13. Corporate Structure and Holding Companies

Cyprus is a popular location for establishing holding companies due to its favorable tax laws, particularly with respect to:

  • No Capital Gains Tax on Sale of Shares: There is no capital gains tax on the sale of shares in a foreign company, making it a prime location for holding companies.
  • No Withholding Tax on Dividends: Cyprus does not impose a withholding tax on dividends paid by a Cyprus company to foreign shareholders, provided they are not considered as tax residents of Cyprus.

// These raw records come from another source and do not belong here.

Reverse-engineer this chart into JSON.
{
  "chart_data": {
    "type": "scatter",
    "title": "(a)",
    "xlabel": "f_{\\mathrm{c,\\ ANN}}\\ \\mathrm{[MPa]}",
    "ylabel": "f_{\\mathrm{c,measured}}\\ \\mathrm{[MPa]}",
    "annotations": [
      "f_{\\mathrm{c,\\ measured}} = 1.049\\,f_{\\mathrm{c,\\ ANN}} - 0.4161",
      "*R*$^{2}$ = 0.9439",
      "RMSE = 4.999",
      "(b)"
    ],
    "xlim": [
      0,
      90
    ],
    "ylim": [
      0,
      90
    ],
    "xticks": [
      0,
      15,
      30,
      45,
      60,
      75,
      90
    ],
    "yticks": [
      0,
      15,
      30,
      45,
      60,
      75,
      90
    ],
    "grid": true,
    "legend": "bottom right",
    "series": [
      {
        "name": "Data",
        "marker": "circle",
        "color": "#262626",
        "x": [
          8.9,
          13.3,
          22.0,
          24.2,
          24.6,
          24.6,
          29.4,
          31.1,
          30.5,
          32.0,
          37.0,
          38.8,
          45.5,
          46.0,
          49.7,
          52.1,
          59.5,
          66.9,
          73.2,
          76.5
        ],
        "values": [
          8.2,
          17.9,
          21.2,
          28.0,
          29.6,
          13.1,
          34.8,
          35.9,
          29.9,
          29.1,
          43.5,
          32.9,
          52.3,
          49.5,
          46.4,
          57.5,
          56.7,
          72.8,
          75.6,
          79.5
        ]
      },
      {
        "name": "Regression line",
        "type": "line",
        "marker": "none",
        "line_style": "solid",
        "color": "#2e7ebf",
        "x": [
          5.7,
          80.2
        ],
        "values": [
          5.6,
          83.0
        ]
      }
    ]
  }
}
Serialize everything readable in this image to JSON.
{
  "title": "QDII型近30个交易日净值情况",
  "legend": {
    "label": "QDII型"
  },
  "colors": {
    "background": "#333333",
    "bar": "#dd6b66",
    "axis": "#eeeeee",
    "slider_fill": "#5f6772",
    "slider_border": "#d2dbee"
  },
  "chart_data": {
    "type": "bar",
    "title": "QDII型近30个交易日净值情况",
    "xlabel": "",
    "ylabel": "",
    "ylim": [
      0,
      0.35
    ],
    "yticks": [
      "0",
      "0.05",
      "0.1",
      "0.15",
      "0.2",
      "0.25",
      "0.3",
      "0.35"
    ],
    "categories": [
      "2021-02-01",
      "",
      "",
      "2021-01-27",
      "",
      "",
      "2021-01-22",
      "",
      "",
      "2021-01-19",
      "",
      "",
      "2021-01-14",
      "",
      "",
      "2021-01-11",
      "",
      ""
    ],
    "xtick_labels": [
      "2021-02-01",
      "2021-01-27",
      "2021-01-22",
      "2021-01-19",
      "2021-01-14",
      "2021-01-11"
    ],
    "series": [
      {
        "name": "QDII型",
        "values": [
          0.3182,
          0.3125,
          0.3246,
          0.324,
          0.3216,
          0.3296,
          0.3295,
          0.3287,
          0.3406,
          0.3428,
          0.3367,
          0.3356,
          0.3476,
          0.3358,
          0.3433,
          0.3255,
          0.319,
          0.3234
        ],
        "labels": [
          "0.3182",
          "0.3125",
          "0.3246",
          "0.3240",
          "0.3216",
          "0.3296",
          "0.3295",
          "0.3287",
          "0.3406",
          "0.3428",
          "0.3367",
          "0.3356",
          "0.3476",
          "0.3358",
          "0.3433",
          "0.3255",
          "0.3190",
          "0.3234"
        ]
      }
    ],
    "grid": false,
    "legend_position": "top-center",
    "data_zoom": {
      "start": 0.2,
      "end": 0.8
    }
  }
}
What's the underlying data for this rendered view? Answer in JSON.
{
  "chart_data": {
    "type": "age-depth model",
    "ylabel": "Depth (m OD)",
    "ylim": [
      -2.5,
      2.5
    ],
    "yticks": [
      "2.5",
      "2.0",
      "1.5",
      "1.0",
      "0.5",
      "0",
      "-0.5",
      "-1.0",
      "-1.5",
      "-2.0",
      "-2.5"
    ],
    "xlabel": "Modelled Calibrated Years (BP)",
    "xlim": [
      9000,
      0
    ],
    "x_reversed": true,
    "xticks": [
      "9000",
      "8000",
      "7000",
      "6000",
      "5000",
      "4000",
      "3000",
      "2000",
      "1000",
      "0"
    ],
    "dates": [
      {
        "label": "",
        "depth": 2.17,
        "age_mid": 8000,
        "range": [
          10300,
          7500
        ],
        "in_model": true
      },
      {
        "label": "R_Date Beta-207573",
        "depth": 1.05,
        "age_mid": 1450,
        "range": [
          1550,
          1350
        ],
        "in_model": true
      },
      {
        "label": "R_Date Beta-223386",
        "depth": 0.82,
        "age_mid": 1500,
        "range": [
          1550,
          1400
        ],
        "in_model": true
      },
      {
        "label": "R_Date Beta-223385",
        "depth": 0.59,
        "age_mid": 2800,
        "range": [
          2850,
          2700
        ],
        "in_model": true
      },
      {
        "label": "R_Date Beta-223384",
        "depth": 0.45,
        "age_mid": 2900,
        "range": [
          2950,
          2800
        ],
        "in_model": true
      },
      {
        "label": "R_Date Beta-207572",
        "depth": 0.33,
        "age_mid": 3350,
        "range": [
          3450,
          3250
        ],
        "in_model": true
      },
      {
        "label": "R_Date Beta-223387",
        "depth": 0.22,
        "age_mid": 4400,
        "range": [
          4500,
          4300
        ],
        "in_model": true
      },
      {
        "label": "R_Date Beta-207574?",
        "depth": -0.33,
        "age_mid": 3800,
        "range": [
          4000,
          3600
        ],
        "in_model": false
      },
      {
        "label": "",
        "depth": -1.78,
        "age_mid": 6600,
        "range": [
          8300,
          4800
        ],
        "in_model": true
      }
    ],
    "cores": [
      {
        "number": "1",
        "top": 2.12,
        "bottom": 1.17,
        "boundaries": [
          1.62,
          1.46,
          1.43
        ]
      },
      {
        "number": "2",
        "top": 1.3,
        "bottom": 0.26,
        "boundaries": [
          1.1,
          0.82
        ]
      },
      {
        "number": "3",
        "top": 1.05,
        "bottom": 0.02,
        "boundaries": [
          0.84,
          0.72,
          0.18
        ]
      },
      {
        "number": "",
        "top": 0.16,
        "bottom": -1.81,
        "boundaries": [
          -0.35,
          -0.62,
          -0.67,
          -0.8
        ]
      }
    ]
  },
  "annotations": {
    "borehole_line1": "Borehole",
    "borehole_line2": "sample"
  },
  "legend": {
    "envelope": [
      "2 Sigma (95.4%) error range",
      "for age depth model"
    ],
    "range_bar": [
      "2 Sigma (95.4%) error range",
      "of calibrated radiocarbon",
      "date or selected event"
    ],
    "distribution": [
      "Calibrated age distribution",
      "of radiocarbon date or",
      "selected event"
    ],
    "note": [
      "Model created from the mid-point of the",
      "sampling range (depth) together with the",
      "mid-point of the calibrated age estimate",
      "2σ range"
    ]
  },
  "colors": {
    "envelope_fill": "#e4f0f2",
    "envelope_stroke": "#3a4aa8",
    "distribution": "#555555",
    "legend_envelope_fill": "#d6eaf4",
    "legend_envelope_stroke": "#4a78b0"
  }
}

14. Tax on Wealth and Financial Transactions

Cyprus does not impose a wealth tax or financial transaction tax.

Conclusion

Cyprus offers a competitive and business-friendly tax environment, characterized by low corporate and personal income taxes, favorable treatment of dividends, and a host of tax incentives for international businesses. Its well-established network of double taxation treaties, along with special provisions for holding companies, IP assets, and investment activities, has made Cyprus a popular jurisdiction for businesses and individuals looking for tax efficiency and international expansion.